Espen Solheim

Personal information
- Date of birth: 18 March 1976 (age 50)
- Place of birth: Bodø
- Height: 1.78 m (5 ft 10 in)
- Position: Midfielder

Youth career
- Tverlandet
- Flatås
- Rosenborg

Senior career*
- Years: Team / Apps / (Gls)
- 1994–1995: Rosenborg / 5 / (0)
- 1996: Tromsø / 5 / (0)
- Fløy

International career
- 1991: Norway u-16 / 11 / (0)
- 1992: Norway u-17 / 2 / (0)
- 1993: Norway u-18 / 9 / (0)
- 1994: Norway u-19 / 3 / (0)
- 1995: Norway u-21 / 1 / (0)

= Espen Solheim =

Norwegian footballer (born 1976)

Espen Solheim (born 18 March 1976) is a retired Norwegian football midfielder.

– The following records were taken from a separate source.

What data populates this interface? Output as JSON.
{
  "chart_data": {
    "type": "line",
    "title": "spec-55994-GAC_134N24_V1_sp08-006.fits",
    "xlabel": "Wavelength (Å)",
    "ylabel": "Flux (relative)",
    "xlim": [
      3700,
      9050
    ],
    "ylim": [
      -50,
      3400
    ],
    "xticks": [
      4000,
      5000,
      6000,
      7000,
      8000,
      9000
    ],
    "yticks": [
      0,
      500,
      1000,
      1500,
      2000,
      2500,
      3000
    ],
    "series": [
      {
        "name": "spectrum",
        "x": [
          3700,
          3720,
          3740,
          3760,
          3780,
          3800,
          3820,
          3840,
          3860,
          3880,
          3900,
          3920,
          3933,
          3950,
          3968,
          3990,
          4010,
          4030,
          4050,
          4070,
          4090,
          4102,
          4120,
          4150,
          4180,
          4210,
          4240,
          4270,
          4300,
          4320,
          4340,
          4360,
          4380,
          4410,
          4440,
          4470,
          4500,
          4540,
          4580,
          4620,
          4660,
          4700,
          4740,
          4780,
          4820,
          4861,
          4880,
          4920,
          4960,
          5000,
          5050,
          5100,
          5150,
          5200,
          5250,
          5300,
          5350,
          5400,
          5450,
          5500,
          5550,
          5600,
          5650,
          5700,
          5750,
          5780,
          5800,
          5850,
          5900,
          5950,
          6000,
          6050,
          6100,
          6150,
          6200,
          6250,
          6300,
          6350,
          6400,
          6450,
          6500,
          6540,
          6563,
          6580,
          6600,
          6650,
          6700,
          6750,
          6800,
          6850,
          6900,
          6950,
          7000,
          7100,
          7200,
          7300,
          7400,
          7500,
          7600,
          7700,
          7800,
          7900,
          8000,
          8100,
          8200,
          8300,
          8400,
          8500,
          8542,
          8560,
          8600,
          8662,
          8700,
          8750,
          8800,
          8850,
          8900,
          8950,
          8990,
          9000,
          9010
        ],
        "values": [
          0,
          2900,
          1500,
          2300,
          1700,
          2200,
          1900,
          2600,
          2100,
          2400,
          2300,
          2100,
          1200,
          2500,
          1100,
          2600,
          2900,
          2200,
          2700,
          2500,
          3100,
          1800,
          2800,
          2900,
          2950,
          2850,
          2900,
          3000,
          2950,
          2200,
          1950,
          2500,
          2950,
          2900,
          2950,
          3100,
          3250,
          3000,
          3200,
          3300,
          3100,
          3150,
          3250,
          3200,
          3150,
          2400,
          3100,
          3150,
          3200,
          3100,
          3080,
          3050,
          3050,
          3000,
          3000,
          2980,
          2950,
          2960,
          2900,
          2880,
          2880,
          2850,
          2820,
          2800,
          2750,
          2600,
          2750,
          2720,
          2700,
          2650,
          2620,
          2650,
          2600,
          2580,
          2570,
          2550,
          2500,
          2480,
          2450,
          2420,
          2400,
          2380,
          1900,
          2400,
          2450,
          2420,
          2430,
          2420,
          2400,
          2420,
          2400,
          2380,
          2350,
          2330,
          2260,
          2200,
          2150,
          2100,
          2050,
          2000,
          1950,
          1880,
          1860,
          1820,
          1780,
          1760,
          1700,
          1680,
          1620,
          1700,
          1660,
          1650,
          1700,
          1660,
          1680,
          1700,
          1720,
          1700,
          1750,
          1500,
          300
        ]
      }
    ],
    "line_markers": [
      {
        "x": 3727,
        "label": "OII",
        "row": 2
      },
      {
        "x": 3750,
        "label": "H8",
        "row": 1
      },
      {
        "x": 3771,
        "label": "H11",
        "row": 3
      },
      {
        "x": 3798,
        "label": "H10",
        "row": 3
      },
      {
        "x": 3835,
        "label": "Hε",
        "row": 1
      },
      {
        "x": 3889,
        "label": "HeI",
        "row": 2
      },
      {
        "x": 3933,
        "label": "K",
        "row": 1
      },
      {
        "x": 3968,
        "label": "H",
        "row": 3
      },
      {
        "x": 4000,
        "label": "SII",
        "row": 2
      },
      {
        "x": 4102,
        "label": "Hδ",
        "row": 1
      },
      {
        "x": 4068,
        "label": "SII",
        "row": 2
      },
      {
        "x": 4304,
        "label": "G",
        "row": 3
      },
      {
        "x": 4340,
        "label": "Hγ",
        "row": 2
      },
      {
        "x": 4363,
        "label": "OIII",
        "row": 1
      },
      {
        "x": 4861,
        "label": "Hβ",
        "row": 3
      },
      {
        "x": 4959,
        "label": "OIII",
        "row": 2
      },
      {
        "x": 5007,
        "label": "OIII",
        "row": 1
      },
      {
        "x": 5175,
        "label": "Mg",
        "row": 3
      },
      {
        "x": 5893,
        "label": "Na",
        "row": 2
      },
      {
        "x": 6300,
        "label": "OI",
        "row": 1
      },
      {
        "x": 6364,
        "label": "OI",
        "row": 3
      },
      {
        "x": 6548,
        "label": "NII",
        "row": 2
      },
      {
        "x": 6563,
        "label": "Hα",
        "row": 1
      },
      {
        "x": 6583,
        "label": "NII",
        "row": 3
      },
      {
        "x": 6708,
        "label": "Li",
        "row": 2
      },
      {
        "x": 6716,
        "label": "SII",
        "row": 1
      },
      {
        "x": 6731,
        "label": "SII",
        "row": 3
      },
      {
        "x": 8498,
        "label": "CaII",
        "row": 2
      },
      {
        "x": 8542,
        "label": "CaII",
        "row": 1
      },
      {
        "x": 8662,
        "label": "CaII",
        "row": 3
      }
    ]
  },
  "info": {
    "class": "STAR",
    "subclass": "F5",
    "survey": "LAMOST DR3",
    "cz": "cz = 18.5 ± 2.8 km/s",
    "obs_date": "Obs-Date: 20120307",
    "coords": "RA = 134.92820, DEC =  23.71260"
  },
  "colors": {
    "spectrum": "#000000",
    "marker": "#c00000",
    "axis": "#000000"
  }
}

He was born in Bodø and moved with his family to Trondheim at age 10. At the age of 15 he went from minnows Flatås IL to the youth setup of Rosenborg BK, eventually advancing through the junior ranks to make his league debut in 1994. He got 5 league games, 4 cup games including the victorious 1995 Norwegian Football Cup Final, and even one European game. In the 1996 season he got 5 league games for Tromsø IL, but his contract was mutually terminated because of knee injuries. He moved to Kristiansand, later appearing for Flekkerøy IL.

He represented Norway from u-16 through u-21 level.